As we talk about how one becomes a scientist, Professor Song
found it important for us to think about how we become ethnographers. Along
with a crash-course in ethnographic research handout, we briefly described
things to keep in mind.
- What counts as “a lab?” Obviously, wet labs and psych labs are clear examples, but chemistry labs, primatology labs, and biomarkers labs count, too. When in doubt, ask Professor Song.
- What kind of research question should be asked? Think about social relationships, occupational training or trajectory, gender issues, and so on. Keep in mind, whatever you decide today may change once you start your research, so be open and flexible.
- What about research permission? This research project is not intended to be published, so it’s not necessary to go through institutional review. You should, however, still be cognizant of research ethics. Ask permission from a lab PI before beginning research in the lab. Also, if you intend to do research in your own lab, be reflexive about your role in that lab and what you bring with you into your ethnographic research.

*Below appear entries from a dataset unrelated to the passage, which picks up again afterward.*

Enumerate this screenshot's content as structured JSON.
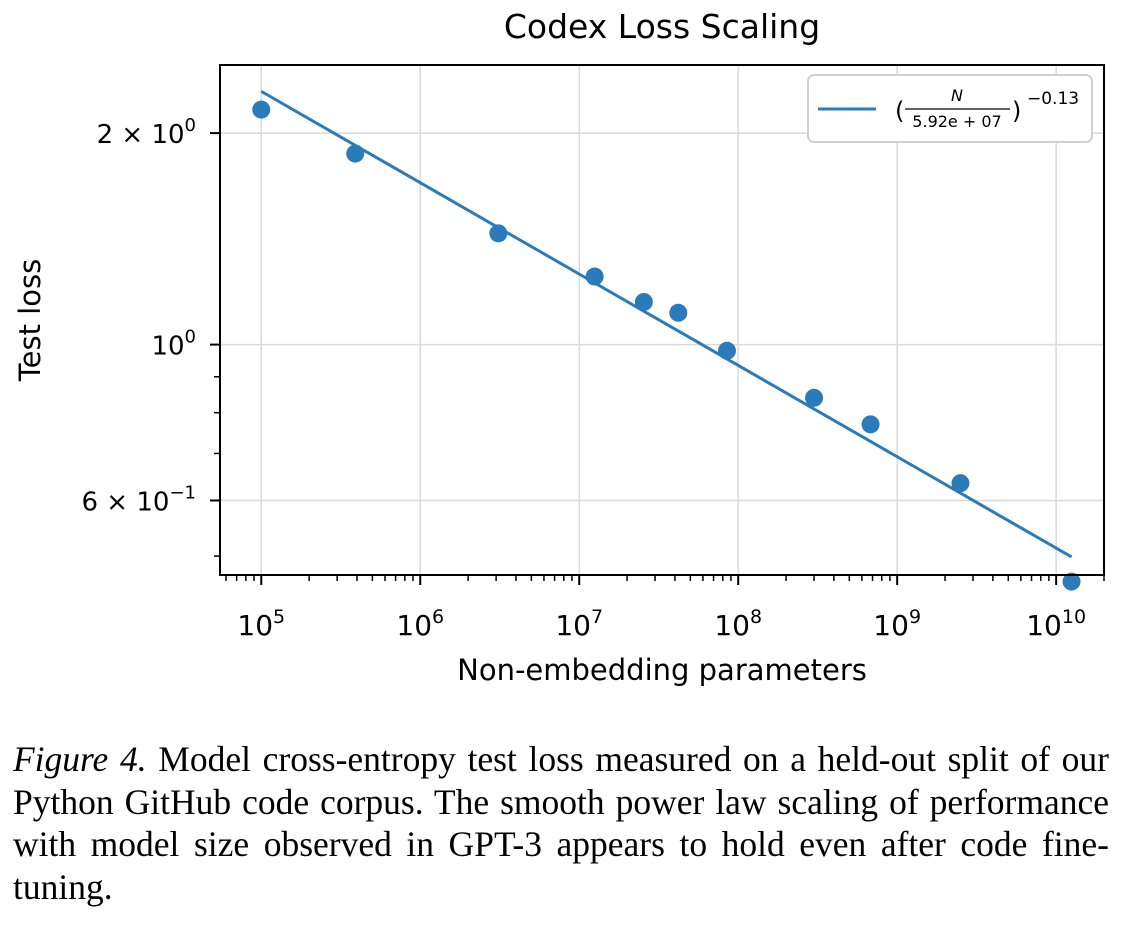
{
  "chart_data": {
    "type": "scatter",
    "title": "Codex Loss Scaling",
    "xlabel": "Non-embedding parameters",
    "ylabel": "Test loss",
    "xscale": "log",
    "yscale": "log",
    "xlim": [
      55000,
      20000000000
    ],
    "ylim": [
      0.47,
      2.5
    ],
    "grid": true,
    "legend_placement": "top-right",
    "x_ticks": [
      {
        "value": 100000,
        "base": "10",
        "exp": "5"
      },
      {
        "value": 1000000,
        "base": "10",
        "exp": "6"
      },
      {
        "value": 10000000,
        "base": "10",
        "exp": "7"
      },
      {
        "value": 100000000,
        "base": "10",
        "exp": "8"
      },
      {
        "value": 1000000000,
        "base": "10",
        "exp": "9"
      },
      {
        "value": 10000000000,
        "base": "10",
        "exp": "10"
      }
    ],
    "y_ticks": [
      {
        "value": 2,
        "base": "2 × 10",
        "exp": "0"
      },
      {
        "value": 1,
        "base": "10",
        "exp": "0"
      },
      {
        "value": 0.6,
        "base": "6 × 10",
        "exp": "−1"
      }
    ],
    "series": [
      {
        "color": "#2b7bba",
        "points": [
          {
            "x": 100000,
            "y": 2.16
          },
          {
            "x": 390000,
            "y": 1.87
          },
          {
            "x": 3100000,
            "y": 1.44
          },
          {
            "x": 12500000,
            "y": 1.25
          },
          {
            "x": 25500000,
            "y": 1.15
          },
          {
            "x": 42000000,
            "y": 1.11
          },
          {
            "x": 85000000,
            "y": 0.98
          },
          {
            "x": 300000000,
            "y": 0.84
          },
          {
            "x": 680000000,
            "y": 0.77
          },
          {
            "x": 2500000000,
            "y": 0.635
          },
          {
            "x": 12500000000,
            "y": 0.46
          }
        ]
      },
      {
        "color": "#2b7bba",
        "fit": {
          "N0": 59200000,
          "exponent": -0.13,
          "x_start": 100000,
          "x_end": 12500000000
        },
        "legend": {
          "fraction_numerator": "N",
          "fraction_denominator": "5.92e + 07",
          "exponent": "−0.13"
        }
      }
    ]
  },
  "caption": {
    "label": "Figure 4.",
    "text": " Model cross-entropy test loss measured on a held-out split of our Python GitHub code corpus. The smooth power law scaling of performance with model size observed in GPT-3 appears to hold even after code fine-tuning."
  }
}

Class discussion was facilitated by three readings and
thinking about the situated knowledges of their authors:
Good, Byron.
1994. “How Medicine Constructs its Objects”. In Medicine, Rationality, and Experience. Pp. 65–87. Cambridge, UK:
Cambridge University Press.
Gusterson,
Hugh. 1992. “Coming of Age in a Weapons Lab: Culture, Tradition, and Change in
the House of the Bomb”. The Sciences.
32(3):16–22.
Traweek,
Sharon. 1988. “Pilgrim’s Progress: Male Tales Told during a Life in Physics”.
In Beamtimes and Lifetimes: The World of
High Energy Physicists. Pp. 74–104. Cambridge, Mass: Harvard University
Press.
Broadly, we explored questions about how scientists become
specialists, how they learn, and how they become specialists by learning to
construct their worlds. We began with medical students and made some key
conclusions:
- Medical students learn through the construction of a world in which the body is seen objectively. Objectivity is the basis of facts, and the ability to see objectively (thereby deriving facts) is the basis of expertise. So long as all of these components go unchallenged, expertise translates into moral superiority.

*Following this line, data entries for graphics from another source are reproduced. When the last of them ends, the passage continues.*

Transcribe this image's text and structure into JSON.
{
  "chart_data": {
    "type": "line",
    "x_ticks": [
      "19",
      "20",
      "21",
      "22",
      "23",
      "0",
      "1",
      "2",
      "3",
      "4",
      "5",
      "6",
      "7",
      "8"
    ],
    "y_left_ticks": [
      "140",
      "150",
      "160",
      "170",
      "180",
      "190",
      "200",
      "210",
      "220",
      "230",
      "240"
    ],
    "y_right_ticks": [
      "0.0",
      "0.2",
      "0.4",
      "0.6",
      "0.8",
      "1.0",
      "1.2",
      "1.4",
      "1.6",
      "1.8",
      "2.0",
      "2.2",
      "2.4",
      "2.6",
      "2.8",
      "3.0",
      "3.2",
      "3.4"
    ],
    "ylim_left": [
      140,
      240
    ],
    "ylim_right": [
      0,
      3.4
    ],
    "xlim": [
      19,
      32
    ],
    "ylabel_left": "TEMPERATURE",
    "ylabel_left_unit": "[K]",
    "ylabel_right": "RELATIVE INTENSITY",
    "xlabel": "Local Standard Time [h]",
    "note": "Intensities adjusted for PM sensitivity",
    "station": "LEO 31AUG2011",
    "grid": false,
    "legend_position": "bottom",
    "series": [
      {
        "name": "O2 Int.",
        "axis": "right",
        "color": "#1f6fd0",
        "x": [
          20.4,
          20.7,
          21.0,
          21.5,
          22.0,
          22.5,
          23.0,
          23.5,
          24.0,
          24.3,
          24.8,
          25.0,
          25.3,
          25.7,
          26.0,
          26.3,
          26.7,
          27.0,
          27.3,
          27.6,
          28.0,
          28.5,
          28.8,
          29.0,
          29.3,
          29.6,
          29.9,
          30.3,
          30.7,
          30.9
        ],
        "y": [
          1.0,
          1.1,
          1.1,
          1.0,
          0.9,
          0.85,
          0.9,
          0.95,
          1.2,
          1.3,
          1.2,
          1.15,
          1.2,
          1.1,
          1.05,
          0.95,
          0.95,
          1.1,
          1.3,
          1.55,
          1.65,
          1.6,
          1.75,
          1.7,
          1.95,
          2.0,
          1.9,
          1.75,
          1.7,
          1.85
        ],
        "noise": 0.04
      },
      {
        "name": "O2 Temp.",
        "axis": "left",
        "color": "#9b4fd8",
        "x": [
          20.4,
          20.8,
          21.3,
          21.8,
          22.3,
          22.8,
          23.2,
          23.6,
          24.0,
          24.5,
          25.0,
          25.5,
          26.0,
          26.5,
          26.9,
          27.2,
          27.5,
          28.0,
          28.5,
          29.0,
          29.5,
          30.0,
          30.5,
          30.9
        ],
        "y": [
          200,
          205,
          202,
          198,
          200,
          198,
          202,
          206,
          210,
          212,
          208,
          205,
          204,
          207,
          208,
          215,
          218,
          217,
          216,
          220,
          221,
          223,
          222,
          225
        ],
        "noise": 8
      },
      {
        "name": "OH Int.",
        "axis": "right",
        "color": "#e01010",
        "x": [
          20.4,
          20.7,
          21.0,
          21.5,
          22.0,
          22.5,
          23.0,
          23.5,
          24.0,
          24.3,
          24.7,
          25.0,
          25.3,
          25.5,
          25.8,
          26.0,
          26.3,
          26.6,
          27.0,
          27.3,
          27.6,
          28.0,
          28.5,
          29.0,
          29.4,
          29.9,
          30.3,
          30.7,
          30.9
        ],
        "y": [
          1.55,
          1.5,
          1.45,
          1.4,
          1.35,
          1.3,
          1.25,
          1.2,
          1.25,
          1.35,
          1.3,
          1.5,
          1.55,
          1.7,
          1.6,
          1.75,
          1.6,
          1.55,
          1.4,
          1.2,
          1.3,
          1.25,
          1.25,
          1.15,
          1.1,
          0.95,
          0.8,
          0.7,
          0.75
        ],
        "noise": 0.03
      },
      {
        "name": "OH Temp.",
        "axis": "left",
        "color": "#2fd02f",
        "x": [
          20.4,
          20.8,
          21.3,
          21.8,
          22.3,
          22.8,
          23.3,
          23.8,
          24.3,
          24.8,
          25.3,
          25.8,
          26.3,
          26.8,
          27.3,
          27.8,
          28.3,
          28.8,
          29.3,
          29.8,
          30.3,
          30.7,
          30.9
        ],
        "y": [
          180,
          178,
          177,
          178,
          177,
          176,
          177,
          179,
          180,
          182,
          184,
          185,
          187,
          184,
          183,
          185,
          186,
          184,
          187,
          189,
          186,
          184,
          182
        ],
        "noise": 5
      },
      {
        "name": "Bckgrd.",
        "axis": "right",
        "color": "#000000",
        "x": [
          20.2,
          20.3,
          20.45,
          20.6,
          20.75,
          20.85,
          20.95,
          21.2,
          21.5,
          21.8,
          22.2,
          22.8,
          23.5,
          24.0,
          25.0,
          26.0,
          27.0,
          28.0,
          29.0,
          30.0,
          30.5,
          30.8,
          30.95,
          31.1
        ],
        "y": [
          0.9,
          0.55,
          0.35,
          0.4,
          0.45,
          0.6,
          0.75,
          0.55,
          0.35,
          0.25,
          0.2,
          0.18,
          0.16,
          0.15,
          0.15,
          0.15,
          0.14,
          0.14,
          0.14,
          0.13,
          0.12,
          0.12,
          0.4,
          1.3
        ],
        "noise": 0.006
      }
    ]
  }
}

- Byron Good, despite his critique contra Foucault, engages in a similar kind of discourse analysis, but it might have benefitted from a more textured literary analysis. This is particularly relevant as we think about the interface between medical jargon and patient narratives.
- Good’s research participants were students in a gross anatomy lab, so their learning experience begins with patients who literally cannot talk back, they are essentially the most compliant and docile form of patient that one can have.

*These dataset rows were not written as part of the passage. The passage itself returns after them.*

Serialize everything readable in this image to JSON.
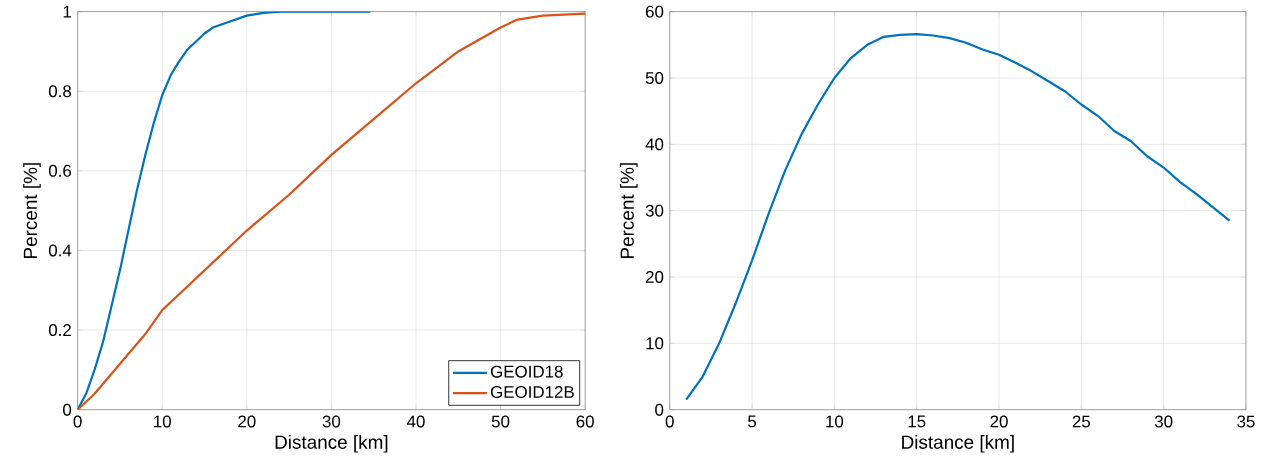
{
  "chart_data": [
    {
      "type": "line",
      "xlabel": "Distance [km]",
      "ylabel": "Percent [%]",
      "xlim": [
        0,
        60
      ],
      "ylim": [
        0,
        1
      ],
      "xticks": [
        0,
        10,
        20,
        30,
        40,
        50,
        60
      ],
      "yticks": [
        0,
        0.2,
        0.4,
        0.6,
        0.8,
        1
      ],
      "grid": true,
      "legend": "bottom right",
      "series": [
        {
          "name": "GEOID18",
          "color": "#0072bd",
          "x": [
            0,
            1,
            2,
            3,
            4,
            5,
            6,
            7,
            8,
            9,
            10,
            11,
            12,
            13,
            14,
            15,
            16,
            18,
            20,
            22,
            24,
            34.6
          ],
          "values": [
            0,
            0.04,
            0.1,
            0.17,
            0.26,
            0.35,
            0.45,
            0.55,
            0.64,
            0.72,
            0.79,
            0.84,
            0.875,
            0.905,
            0.925,
            0.945,
            0.96,
            0.975,
            0.99,
            0.997,
            1,
            1
          ]
        },
        {
          "name": "GEOID12B",
          "color": "#d95319",
          "x": [
            0,
            2,
            4,
            6,
            8,
            10,
            12,
            15,
            18,
            20,
            25,
            30,
            35,
            40,
            45,
            50,
            52,
            55,
            60
          ],
          "values": [
            0,
            0.04,
            0.09,
            0.14,
            0.19,
            0.25,
            0.29,
            0.35,
            0.41,
            0.45,
            0.54,
            0.64,
            0.73,
            0.82,
            0.9,
            0.96,
            0.98,
            0.99,
            0.995
          ]
        }
      ]
    },
    {
      "type": "line",
      "xlabel": "Distance [km]",
      "ylabel": "Percent [%]",
      "xlim": [
        0,
        35
      ],
      "ylim": [
        0,
        60
      ],
      "xticks": [
        0,
        5,
        10,
        15,
        20,
        25,
        30,
        35
      ],
      "yticks": [
        0,
        10,
        20,
        30,
        40,
        50,
        60
      ],
      "grid": true,
      "series": [
        {
          "color": "#0072bd",
          "x": [
            1,
            2,
            3,
            4,
            5,
            6,
            7,
            8,
            9,
            10,
            11,
            12,
            13,
            14,
            15,
            16,
            17,
            18,
            19,
            20,
            21,
            22,
            23,
            24,
            25,
            26,
            27,
            28,
            29,
            30,
            31,
            32,
            33,
            34
          ],
          "values": [
            1.5,
            5,
            10,
            16,
            22.5,
            29.5,
            36,
            41.5,
            46,
            50,
            53,
            55,
            56.2,
            56.5,
            56.6,
            56.4,
            56,
            55.3,
            54.3,
            53.5,
            52.3,
            51,
            49.5,
            48,
            46,
            44.3,
            42,
            40.5,
            38.2,
            36.5,
            34.3,
            32.5,
            30.5,
            28.5
          ]
        }
      ]
    }
  ]
}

- Students can have different kinds of rituals when approaching the cadavers, but they all have rituals of some sort.
- The culture of pre-medical students is one of stress and stress about not being stressed – but then that might just be capitalism.
We found Gusterson’s work in/with a nuclear weapons lab
provocative because of his background as an anti-nuclear proliferation
activist, but also because of the secrecy that surrounds the work in the lab. How might Gusterson’s biases (or situated
knowledges) show through his own work, we wondered. We used his work to
think about what makes weapons scientists “true believers” in nuclear
deterrence, but could not decide whether they were naïve or if their naiveté
was a product of the author’s biases. We concluded that Gusterson’s work
demonstrates the ways in which scientific discourse can reveal mechanisms of
material power and social relations.
Finally, Traweek’s work was described along three axes: the
occupational trajectory of the particle physicist, gender (and identity) in the
particle physics community, and writing and representation in ethnography. We
chose to focus on gender foremost asking if we believed that gender disparity
might be better today that in the late 1980s (when Traweek did the research for
this book). We also hinted at a discussion about race, but never fully engaged
it. Finally, we turned the lens inward, and asked similar questions about
anthropology and the social sciences more broadly.
We concluded with a brief philosophical discussion about the
relationship between anthropology and science, and interpretive versus
predictive frameworks. We decided that there must be disciplines that combine “the
two cultures” (referencing C.P. Snow) like, for instance, social epidemiology.
Finally, we voiced anxieties about challenging the doxa of science to the
extent that we inadvertently legitimate “alt-facts.”